Here is the opinion in King v. Arkansas Dept. of Human Services (Ark. Ct. App.):
Maybe it’s a little thing, maybe not, but the court allowed an attorney to withdraw from representation, in part, on this representation:
The remaining adverse ruling was the denial of Hailey’s motion for a continuance, which was based on her assertion D.K. is an Indian child within the meaning of the Indian Child Welfare Act, entitling the Kiowa Tribe to notice of the proceedings. As explained in counsel’s brief, an Indian child is defined as “any unmarried person who is under age eighteen  and is either (a) a member of an Indian tribe or (b) is eligible for membership in an Indian tribe and is the biological child of a member of an Indian tribe[.]” (Emphasis added.) 25 U.S.C. section 1903(4). Counsel further explains D.K.’s paternal grandmother, who was an enrolled member of the Kiowa tribe, testified that D.K.’s father, her son, was not eligible for membership in the Kiowa tribe because she was the last generation to satisfy the tribal requirement of at least one-quarter blood. Thus, her son could not be a member of the tribe. She further explained that her son was not enrolled in the Cherokee tribe either, even though he was allowed to receive medical treatment through the Cherokee Nation because she is a registered Indian and is his mother. As noted by counsel, “even if the father were eligible to be enrolled as a Cherokee, that fact is not relevant because the statute requires that he actually be enrolled in order for D.K. to be considered an Indian child.” We agree. D.K. is not an Indian child under the Act; consequently, it did not apply. Therefore, the trial court did not err in denying the motion for continuance because notice to an Indian tribe was not required.

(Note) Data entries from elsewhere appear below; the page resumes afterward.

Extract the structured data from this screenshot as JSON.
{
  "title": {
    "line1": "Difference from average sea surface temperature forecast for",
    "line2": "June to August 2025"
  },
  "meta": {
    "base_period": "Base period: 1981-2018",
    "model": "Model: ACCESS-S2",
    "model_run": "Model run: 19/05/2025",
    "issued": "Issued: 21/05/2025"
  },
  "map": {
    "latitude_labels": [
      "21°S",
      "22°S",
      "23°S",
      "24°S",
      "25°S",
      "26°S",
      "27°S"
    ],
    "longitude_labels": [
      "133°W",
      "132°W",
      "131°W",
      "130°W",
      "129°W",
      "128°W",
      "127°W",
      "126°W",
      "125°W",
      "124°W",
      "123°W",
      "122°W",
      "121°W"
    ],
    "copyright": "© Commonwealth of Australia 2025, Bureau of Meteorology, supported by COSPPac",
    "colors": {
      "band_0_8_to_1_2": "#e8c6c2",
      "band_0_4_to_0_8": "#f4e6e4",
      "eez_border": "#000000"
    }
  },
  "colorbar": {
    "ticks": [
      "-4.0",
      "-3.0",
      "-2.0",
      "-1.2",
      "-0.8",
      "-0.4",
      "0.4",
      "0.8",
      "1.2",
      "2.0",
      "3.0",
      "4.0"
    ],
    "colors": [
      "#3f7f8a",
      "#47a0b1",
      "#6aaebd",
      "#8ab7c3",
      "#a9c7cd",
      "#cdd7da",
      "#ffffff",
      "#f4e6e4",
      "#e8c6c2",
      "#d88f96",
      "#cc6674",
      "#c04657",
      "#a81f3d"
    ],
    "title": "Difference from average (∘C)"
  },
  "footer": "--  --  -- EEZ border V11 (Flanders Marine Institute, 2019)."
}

Unfortunate, because the first step for parents’ counsel (and the child’s attorney most especially) should be to figure out whether an unenrolled parent is eligible for membership, get that parent enrolled, and get the tribe involved. Perhaps parent’s counsel is overworked and didn’t have the time or resources to make the effort, but did take the effort to file a notice of appeal. Deeply unfortunate, and likely endemic to the state system. The court of appeals could have done good work here and remanded to require counsel to perform diligently.